Open Source

Open Source and Research Collaboration

Hussien Ballouk
12/20/2023
5 min read

The most impactful code I've ever written has zero stars on GitHub. It's a 200-line Python script that helps linguistics researchers analyze language patterns. I built it for a professor at UBC who was manually categorizing thousands of text samples.

The script saved her months of work. She shared it with colleagues. They improved it. Now it's being used by research groups in 12 countries, has prevented countless hours of manual labor, and has contributed to dozens of published papers.

None of this would have happened if the code wasn't open source.

The Hidden Infrastructure of Science

Most people think scientific breakthroughs come from brilliant individuals having eureka moments in labs. The reality is more mundane: science runs on software.

Data analysis software. Simulation software. Statistical packages. Visualization tools. Database systems. Web scrapers. The boring, unglamorous code that turns raw data into insights.

Almost all of this software is open source. Not because researchers are ideologically committed to free software (though some are), but because open source is the only thing that works at the scale and pace of modern research.

When a researcher in Tokyo discovers a new statistical method, researchers in Toronto need to be able to use it next week, not next year. When someone finds a bug in a widely-used analysis package, it needs to be fixed immediately across thousands of research projects.

Proprietary software can't move that fast.

Why Research Software Is Different

Building software for researchers is weird.

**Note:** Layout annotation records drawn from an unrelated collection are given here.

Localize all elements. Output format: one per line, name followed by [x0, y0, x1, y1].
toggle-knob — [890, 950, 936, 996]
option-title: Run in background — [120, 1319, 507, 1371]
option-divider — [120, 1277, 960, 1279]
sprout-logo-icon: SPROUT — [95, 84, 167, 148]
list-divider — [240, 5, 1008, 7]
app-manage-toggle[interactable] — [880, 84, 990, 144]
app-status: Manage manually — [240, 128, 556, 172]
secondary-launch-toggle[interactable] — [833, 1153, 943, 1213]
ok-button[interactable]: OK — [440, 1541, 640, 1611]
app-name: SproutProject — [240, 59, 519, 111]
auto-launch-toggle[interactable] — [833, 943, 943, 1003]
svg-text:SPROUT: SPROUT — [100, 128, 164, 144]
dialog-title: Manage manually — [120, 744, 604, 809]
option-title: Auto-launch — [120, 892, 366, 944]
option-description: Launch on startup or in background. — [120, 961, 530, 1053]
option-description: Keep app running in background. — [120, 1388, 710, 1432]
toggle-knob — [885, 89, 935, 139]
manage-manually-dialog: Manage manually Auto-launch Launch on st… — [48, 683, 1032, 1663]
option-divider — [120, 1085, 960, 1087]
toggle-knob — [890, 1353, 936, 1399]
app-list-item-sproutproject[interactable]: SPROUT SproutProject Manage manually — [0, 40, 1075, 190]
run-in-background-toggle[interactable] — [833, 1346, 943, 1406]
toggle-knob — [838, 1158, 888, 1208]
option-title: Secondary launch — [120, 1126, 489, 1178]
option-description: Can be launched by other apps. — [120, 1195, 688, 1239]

The requirements are constantly changing because researchers are literally trying to do things that have never been done before. The user base is highly technical but also highly impatient. And everyone has opinions about how things should work.

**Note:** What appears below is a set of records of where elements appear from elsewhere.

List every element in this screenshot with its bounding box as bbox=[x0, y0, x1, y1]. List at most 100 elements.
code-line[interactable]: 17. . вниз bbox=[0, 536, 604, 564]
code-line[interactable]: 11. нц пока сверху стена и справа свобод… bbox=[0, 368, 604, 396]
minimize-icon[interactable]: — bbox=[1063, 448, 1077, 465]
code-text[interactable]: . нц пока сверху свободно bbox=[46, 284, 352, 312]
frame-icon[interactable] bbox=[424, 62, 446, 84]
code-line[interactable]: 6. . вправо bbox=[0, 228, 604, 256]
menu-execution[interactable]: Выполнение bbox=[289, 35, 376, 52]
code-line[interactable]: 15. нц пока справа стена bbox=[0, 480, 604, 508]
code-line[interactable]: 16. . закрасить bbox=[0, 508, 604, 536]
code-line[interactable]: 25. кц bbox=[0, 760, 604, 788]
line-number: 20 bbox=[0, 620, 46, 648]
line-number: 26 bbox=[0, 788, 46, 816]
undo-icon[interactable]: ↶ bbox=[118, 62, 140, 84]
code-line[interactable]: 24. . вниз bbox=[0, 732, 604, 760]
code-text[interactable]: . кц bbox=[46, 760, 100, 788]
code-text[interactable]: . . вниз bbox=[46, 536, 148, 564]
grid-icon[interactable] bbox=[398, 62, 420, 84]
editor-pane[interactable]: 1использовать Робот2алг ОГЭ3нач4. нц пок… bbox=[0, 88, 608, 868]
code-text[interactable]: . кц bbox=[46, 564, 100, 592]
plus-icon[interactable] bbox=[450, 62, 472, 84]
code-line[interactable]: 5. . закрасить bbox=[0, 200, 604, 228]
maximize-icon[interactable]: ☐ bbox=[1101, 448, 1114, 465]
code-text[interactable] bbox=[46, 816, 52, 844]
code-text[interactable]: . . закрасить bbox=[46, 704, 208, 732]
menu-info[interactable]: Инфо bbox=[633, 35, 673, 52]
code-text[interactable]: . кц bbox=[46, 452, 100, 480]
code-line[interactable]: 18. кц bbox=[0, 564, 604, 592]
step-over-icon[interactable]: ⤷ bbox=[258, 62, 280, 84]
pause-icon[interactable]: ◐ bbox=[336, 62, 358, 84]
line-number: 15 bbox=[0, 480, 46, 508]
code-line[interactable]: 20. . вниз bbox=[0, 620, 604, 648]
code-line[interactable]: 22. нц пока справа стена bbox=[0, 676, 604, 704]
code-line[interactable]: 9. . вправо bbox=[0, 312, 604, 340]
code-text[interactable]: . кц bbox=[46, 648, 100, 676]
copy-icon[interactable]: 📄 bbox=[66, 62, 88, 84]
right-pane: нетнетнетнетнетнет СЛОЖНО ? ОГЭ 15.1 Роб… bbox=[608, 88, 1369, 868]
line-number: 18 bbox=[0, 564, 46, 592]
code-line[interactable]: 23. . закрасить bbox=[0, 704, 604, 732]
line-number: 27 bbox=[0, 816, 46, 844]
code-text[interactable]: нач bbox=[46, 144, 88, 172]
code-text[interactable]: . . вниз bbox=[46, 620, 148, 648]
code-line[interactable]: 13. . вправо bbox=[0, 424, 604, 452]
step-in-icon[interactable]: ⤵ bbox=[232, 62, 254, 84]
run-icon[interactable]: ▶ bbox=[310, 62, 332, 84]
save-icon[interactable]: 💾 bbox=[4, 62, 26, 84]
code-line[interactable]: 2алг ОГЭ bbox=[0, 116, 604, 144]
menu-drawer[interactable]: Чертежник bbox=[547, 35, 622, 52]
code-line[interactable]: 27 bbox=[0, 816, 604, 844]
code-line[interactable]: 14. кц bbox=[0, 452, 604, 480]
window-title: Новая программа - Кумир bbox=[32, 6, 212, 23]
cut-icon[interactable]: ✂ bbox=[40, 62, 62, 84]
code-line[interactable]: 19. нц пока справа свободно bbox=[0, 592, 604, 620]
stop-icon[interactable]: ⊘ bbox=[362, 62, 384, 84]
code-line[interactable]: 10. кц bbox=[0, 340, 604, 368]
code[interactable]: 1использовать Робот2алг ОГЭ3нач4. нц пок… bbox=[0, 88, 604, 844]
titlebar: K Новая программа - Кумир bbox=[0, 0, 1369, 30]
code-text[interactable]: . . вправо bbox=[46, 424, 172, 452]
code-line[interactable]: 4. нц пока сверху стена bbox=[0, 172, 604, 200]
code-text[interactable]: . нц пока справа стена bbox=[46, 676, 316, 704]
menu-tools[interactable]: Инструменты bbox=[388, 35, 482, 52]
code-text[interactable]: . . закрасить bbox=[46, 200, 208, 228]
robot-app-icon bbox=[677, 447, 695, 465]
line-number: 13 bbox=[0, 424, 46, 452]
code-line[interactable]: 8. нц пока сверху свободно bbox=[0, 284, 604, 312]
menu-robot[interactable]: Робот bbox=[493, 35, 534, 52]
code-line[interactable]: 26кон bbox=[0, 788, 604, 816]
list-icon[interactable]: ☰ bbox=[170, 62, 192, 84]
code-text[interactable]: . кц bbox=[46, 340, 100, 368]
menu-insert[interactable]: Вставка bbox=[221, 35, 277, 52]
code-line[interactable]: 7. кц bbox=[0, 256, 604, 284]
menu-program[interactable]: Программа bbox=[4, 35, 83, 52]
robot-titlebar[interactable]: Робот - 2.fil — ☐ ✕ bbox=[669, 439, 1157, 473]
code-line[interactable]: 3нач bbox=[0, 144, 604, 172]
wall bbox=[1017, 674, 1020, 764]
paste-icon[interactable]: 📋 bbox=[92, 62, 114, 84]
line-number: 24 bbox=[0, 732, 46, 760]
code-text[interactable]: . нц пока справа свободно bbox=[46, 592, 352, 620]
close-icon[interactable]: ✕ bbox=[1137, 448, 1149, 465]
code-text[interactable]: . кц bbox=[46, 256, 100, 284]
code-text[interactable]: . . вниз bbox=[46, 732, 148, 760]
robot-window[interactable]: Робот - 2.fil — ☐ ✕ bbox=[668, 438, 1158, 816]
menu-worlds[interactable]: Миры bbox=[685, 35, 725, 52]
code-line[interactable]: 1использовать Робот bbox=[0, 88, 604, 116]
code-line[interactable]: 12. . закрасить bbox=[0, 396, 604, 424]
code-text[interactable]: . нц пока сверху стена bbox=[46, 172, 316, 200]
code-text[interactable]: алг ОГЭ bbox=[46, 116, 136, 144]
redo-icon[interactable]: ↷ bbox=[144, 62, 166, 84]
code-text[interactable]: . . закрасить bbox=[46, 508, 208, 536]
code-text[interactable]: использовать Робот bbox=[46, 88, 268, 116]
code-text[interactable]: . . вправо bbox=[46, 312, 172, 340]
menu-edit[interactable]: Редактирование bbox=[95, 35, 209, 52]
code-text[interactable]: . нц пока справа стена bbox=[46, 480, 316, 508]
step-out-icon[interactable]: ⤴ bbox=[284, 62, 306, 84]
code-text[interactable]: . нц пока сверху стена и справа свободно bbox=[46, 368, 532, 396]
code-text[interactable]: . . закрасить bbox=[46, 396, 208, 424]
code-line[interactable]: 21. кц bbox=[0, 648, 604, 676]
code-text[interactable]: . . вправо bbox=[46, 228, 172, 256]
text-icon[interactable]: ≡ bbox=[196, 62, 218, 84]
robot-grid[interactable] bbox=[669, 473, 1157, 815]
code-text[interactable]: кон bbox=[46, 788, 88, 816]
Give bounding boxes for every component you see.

I learned this the hard way when we open-sourced our research data processing pipeline. Within a week, we had 47 GitHub issues, 12 pull requests, and one very angry email from a professor who insisted our algorithm was "statistically nonsensical" (it wasn't, but his use case was edge case we hadn't considered).

This level of engagement would be overwhelming for a normal software project. For research software, it's exactly what you want. Every issue is a real researcher with a real problem who's willing to help you solve it.

The Collaboration Multiplier Effect

The best research software projects don't just solve one problem – they create platforms for solving entire classes of problems.

Take scikit-learn, the machine learning library. It started as a simple collection of algorithms for one research group. Now it's used by millions of researchers worldwide and has enabled thousands of research projects that couldn't have existed otherwise.

Or Jupyter notebooks. Originally built for interactive Python computing in scientific contexts. Now it's the standard way researchers share and reproduce computational work across dozens of fields.

These tools succeeded because they were built in the open, with input from diverse research communities, solving real problems that lots of people shared.

The Real Challenges

Open source research software faces some unique challenges that commercial software doesn't:

The Sustainability Problem

Grad students and postdocs build amazing research tools, then graduate and move on to industry jobs. The software becomes orphaned. Nobody has time to maintain it. Users find bugs that never get fixed.

I've seen brilliant research tools disappear because the original author got a job at Google and didn't have time to review pull requests anymore.

The research community is slowly figuring out sustainable funding models for critical open source infrastructure, but it's still a major problem.

The Documentation Problem

Researchers are great at writing papers. They're terrible at writing documentation. I can't count how many research tools I've found that solve exactly the problem I have, but with README files that assume I already know what the tool does and how to use it.

Good documentation takes time and effort that doesn't count toward academic promotions. The incentives are all wrong.

The "Not Invented Here" Problem

Every research group wants to build their own version of everything. Sometimes this is necessary – you're doing something genuinely novel that requires custom tools. But often it's just because learning someone else's tool is harder than building your own.

This leads to a fragmented ecosystem where there are dozens of tools that solve the same problem slightly differently, instead of one tool that solves it really well.

What Actually Works

After three years of building and maintaining open source research tools, here's what I've learned:

Start with a real problem you actually have. Don't build tools for hypothetical users. Build tools that solve a problem you're personally experiencing.

Make the first version ridiculously simple. Researchers will find ways to use your tool that you never imagined. Start with the simplest possible version that works, then let users tell you what's missing.

Document everything like you're explaining it to yourself six months from now. Because you probably will be.

Respond to issues quickly, even if you can't fix them quickly. A "thanks for reporting this, I'll look into it" goes a long way.

Find collaborators who care about sustainability. Individual genius is overrated. Long-term maintenance is underrated.

The Bigger Picture

Open source research software isn't just about making research more efficient (though it does that). It's about making research more democratic.

A graduate student in Nigeria can use the same computational tools as a professor at Harvard. A research group with no budget can access the same algorithms as a well-funded lab. Good ideas can come from anywhere and spread everywhere.

This levels the playing field in ways that are fundamentally important for how science works.

What We're Building

At Trixode Studios, every research tool we build is open source by default. Not because we're trying to save the world, but because open source makes our tools better.

Our users find bugs we miss. They suggest features we wouldn't think of. They adapt our tools for use cases we never considered. They make our software more robust, more useful, and more impactful than we could make it alone.

If you're a researcher reading this, consider open sourcing your next analysis script or data processing tool. Even if it's messy, even if it's specific to your project, even if you think nobody else will use it.

You might be wrong. And even if you're right, the act of preparing code for public release will make it better for your own use.

The future of research is collaborative. Code should be too.